Advice for Documenting Personal Preventive Healthcare Steps


Are you determined to lead a long, healthy and active lifestyle? While there is certainly no single formula for guaranteed longevity, there are proven steps to take to maintain strong health. Many of these steps are preventive in nature. With the constant blare from nearly every major media outlet on the latest health tests, cancer causing foods and extreme exercise regimes, it’s understandable to rush back to the safety and security of your sofa and remote control. Nothing has fundamentally changed in the best ways to take care of our bodies and stay healthy. What has changed, or more aptly put, advanced, is the onset of medical testing to identify health risks and establish baselines for your unique body type. Follow these basic recommendations from the health experts to start your journey of preventive healthcare steps.

A simple way to keep track of preventive screenings and baseline measurements is to take advantage of the awesome deals offered by Groupon coupons and enjoys the deals on G Suite by Google Cloud available through By maintaining a safe, secure and central storage area for your critical health information, you’ll have peace of mind knowing it’s not only secure but easily accessible.

The first step is to make an appointment for a physical with your general practitioner. They may well recommend testing by a cardiologist or other specialist depending on the results of the physical. Schedule visits with your gynecologist, dermatologist and make an appointment for colonoscopy screening if you’re over age 45. Upload the dates and results of each of these visits on your Google Cloud G Suite for future access.  Set reminders on your calendar to have annual physicals, dermatology scans and gynecologist visits.

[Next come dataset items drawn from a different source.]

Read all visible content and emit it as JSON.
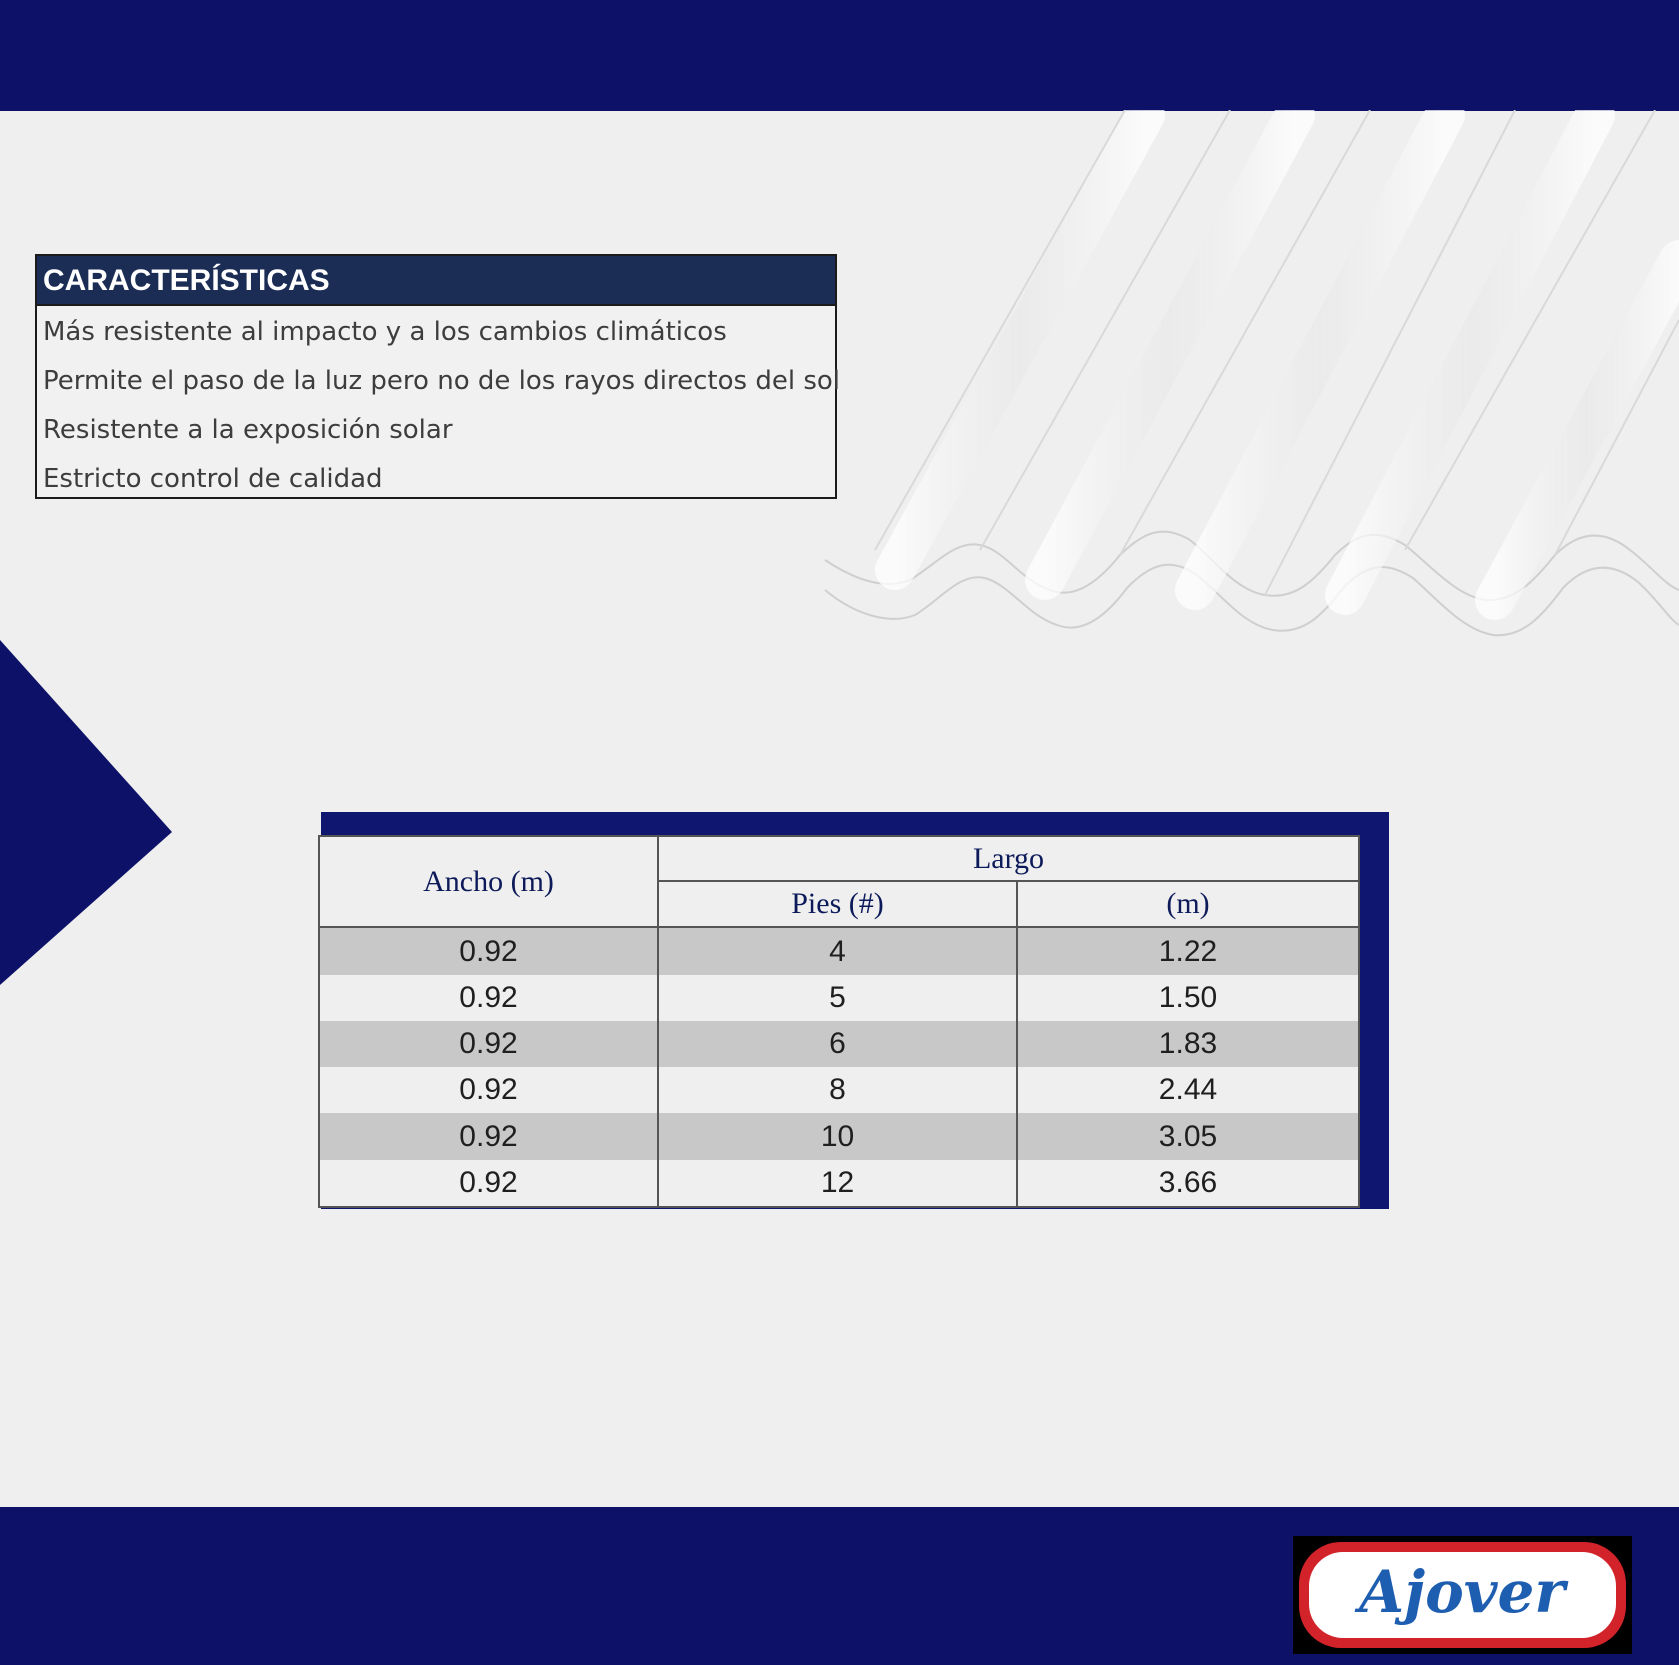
{
  "features": {
    "title": "CARACTERÍSTICAS",
    "items": [
      "Más resistente al impacto y a los cambios climáticos",
      "Permite el paso de la luz pero no de los rayos directos del sol",
      "Resistente a la exposición solar",
      "Estricto control de calidad"
    ]
  },
  "table": {
    "ancho_header": "Ancho (m)",
    "largo_header": "Largo",
    "pies_header": "Pies (#)",
    "m_header": "(m)",
    "rows": [
      [
        "0.92",
        "4",
        "1.22"
      ],
      [
        "0.92",
        "5",
        "1.50"
      ],
      [
        "0.92",
        "6",
        "1.83"
      ],
      [
        "0.92",
        "8",
        "2.44"
      ],
      [
        "0.92",
        "10",
        "3.05"
      ],
      [
        "0.92",
        "12",
        "3.66"
      ]
    ]
  },
  "brand": {
    "logo_text": "Ajover",
    "primary_color": "#0d1268",
    "logo_blue": "#1e5eb0",
    "logo_red": "#d2232a"
  }
}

The next step is to get moving. Commit to simply taking a rigorous walk for twenty minutes every day. Enlist a friend, canine or otherwise, grab your earbuds or just enjoy the scenery. Don’t focus on speed or distance. The goal is to initially establish a habit of duration. Consider these daily twenty minutes to be a gift to yourself. You’re investing your physical well-being and establishing healthy, life-long habits. After a few weeks, begin to introduce hills and bursts of speed into your walks.

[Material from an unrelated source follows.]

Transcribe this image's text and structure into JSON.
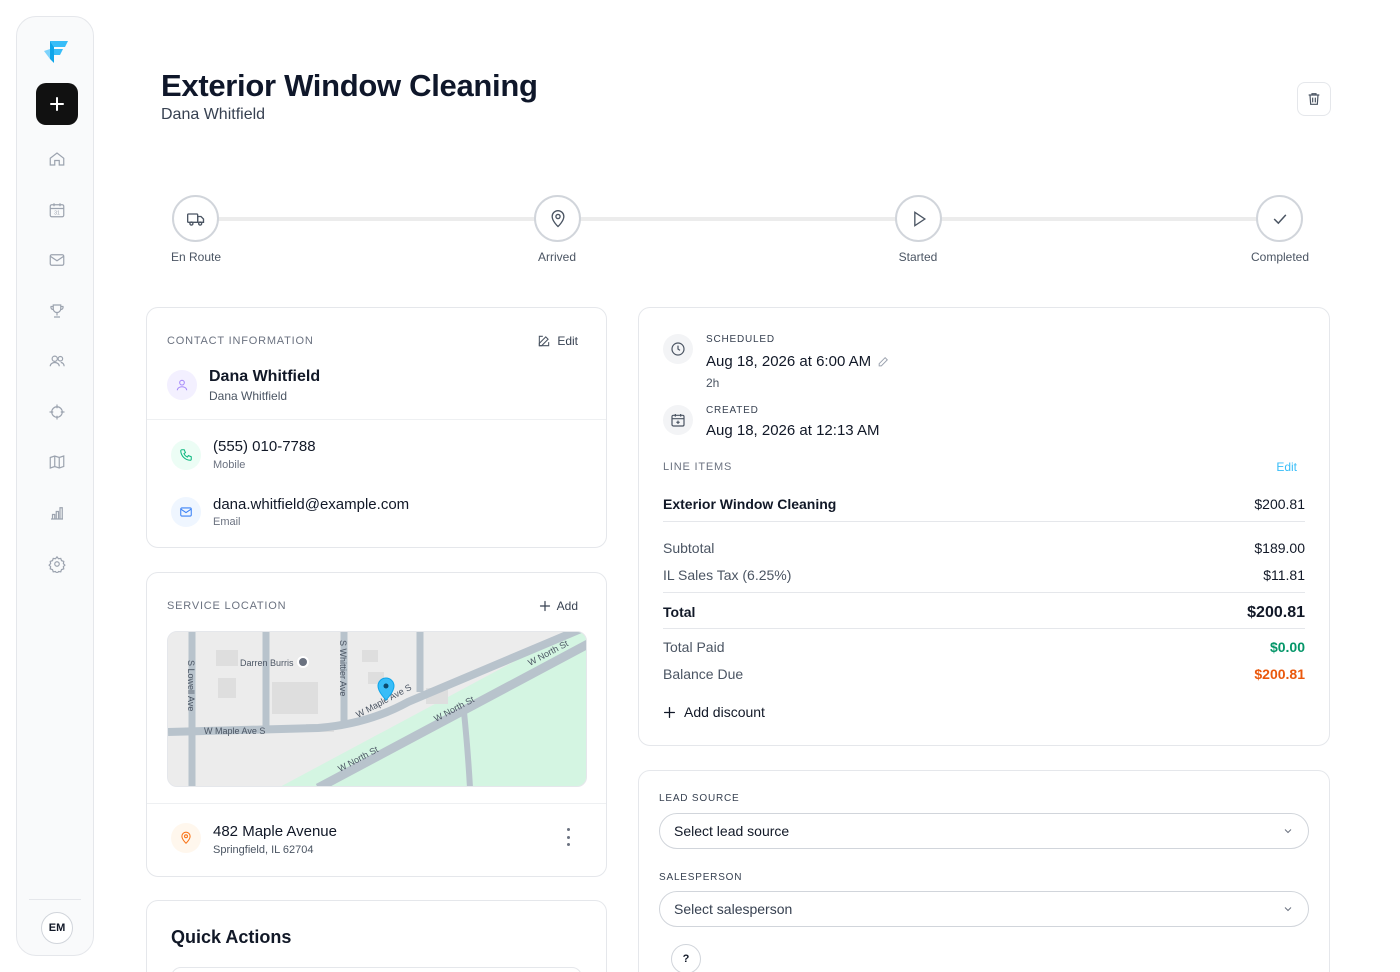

Finally, don’t sabotage your new found walking regime and preventive health care measure by making poor food choices. The single great improvement you can make in your daily diet is to eliminate fast food and sugary sodas from your diet.  Our bodies are simply not designed to process copious amounts of added sugar and sodium. The side effects can be devastating. Weight gain, bloating, high blood pressure and energy swings are just a few of the detrimental side effects. Learn to enjoy a cool glass of water flavored with slices of limes or lemons. Begin filling your grocery cart with fresh fruits and vegetables as well as lean meats and fish. Avoid overly processed foods with ingredients that you can’t pronounce. Enjoy the positive side effects of your new healthy living journey!